I'm giving one example
-- sub-query
SELECT p.first_name, p.last_name,
d.department_count, s.total_sales
FROM persons as p
INNER JOIN
(
SELECT department_id,
COUNT(people) as department_count
FROM department as d
WHERE department_type = 'sales'
GROUP BY department_id
) as d ON d.department_id = p.department_id
LEFT OUTER JOIN
(
SELECT person_id,
SUM(sales) as total_sales
FROM orders
WHERE orders.department_id = d.department_id
GROUP BY person_id
) as s ON s.person_id = p.person_id
-- cte
WITH deps as
(
SELECT department_id,
COUNT(people) as department_count
FROM department as d
WHERE department_type = 'sales'
GROUP BY department_id
), sales as
(
SELECT person_id,
SUM(sales) as total_sales
FROM orders
WHERE orders.department_id = d.department_id
GROUP BY person_id
)
SELECT p.first_name, p.last_name,
d.department_count, s.total_sales
FROM persons as p
INNER JOIN deps as d
ON d.department_id = p.department_id
LEFT OUTER JOIN sales as s
ON s.person_id = p.person_id
but I'm also wanting the answer in overall case.
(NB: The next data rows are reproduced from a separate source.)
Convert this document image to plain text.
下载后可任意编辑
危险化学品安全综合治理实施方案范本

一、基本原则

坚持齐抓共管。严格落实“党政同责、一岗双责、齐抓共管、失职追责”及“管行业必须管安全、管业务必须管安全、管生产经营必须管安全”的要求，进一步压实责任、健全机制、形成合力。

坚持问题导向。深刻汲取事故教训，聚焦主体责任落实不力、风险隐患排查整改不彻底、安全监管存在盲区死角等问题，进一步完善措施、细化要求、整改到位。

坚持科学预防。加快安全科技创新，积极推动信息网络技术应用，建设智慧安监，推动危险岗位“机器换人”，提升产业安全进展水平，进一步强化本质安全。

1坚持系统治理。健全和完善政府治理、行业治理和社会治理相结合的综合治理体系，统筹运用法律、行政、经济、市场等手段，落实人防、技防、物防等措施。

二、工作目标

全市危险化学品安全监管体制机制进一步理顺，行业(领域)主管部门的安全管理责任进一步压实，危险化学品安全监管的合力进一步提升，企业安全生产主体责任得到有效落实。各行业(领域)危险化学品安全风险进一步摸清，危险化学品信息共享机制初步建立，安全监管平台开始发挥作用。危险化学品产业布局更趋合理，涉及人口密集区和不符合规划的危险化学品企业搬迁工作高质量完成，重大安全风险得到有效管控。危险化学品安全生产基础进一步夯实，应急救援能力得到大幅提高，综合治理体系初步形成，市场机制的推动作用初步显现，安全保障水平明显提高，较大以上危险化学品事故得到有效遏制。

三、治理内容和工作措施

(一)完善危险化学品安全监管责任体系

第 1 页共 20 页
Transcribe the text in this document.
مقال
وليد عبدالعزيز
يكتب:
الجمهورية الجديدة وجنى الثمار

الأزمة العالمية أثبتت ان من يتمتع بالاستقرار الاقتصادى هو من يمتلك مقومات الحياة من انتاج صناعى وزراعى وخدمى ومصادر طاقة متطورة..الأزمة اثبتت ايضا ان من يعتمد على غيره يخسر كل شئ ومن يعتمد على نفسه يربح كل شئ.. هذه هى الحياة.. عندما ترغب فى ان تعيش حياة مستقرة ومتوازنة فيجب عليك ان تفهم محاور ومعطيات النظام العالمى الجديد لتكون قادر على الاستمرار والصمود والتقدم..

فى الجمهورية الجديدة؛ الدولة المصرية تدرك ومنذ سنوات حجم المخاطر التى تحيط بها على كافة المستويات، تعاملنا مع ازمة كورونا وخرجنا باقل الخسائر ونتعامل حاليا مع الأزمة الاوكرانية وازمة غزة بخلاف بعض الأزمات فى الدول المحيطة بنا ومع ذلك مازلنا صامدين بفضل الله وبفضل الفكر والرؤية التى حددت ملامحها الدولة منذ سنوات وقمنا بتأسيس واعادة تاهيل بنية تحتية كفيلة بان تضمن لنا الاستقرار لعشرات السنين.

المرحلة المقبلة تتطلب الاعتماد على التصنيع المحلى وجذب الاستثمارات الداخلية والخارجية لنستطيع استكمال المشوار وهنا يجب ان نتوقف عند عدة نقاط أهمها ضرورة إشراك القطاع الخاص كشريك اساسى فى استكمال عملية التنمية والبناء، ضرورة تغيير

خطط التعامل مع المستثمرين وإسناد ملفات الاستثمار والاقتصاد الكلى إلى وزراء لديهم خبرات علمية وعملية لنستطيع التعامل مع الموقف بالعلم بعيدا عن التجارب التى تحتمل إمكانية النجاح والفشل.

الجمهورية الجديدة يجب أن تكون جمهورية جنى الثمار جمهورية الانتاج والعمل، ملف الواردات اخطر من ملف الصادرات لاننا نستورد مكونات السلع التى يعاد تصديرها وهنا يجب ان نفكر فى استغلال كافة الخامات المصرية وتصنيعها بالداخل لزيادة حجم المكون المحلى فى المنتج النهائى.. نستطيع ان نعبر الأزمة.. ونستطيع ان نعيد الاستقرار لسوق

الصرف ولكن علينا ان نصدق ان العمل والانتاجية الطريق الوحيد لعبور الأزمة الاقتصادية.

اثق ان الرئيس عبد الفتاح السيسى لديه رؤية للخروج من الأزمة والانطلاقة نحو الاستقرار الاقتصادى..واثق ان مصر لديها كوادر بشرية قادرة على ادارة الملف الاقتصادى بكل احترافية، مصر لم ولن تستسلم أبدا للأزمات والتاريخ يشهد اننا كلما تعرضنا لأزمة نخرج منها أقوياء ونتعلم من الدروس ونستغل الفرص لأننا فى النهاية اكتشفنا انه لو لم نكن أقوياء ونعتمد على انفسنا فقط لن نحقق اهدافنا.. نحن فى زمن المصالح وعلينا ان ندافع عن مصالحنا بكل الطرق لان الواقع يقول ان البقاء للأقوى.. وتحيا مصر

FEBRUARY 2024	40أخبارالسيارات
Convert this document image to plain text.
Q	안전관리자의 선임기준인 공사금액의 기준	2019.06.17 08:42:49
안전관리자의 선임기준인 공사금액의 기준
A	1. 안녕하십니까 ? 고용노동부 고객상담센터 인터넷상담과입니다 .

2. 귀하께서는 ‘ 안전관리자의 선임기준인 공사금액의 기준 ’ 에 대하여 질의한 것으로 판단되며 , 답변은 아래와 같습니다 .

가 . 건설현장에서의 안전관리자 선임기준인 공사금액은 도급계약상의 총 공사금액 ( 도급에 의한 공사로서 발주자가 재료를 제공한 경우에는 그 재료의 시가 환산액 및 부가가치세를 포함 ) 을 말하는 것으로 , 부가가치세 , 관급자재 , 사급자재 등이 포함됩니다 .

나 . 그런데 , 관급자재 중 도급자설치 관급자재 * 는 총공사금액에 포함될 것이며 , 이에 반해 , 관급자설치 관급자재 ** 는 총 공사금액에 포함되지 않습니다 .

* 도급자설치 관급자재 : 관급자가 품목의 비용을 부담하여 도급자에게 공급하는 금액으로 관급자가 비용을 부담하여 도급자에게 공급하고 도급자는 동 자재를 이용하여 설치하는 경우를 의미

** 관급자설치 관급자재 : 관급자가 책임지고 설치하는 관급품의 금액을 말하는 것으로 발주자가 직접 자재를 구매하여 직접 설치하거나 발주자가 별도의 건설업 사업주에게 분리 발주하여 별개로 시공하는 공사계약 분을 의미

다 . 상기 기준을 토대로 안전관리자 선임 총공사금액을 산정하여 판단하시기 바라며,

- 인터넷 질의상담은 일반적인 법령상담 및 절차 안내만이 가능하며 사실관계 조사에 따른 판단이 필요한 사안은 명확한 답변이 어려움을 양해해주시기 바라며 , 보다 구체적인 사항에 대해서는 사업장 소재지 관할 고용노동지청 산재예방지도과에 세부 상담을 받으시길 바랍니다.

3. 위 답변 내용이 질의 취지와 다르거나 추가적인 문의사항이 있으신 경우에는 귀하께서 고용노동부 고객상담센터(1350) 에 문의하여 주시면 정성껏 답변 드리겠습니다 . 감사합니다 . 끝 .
In some cases it may depend on the dataset and objective? But usually, which one is better for optimization/performance when running the query? Moreover, if there's few less lines in any of these procedure compared to the other, will that make the execution faster?
CodePudding user response:
Both examples you show will be executed by MySQL using temporary tables. That is, the result of both the subquery or the CTE will be stored in a temporary table that lives for the duration of the query, then automatically dropped when the query ends.
Temporary tables are used for other types of queries in MySQL. You can read more about them here: https://dev.mysql.com/doc/refman/8.0/en/internal-temporary-tables.html
Temporary tables are often associated with performance overhead. It takes time for the temporary table to be created and filled with rows from the result of the subquery or CTE. This is unavoidable.
If you can run a different query to get the result you want without creating a temporary table, that's almost always better for performance. But in the examples you show, I don't think it's possible to do in a single query.
Almost every general rule about performance has exceptions, so you really need to be careful to evaluate performance on a case by case basis. Performance optimization is a complex subject.
CodePudding user response:
These indexes may help:
orders: INDEX(department_id, person_id)
p: INDEX(department_id, first_name, last_name, person_id)
s: INDEX(person_id, total_sales)
d: INDEX(department_type, department_id)
Typically COUNT(*)
is better than COUNT(col)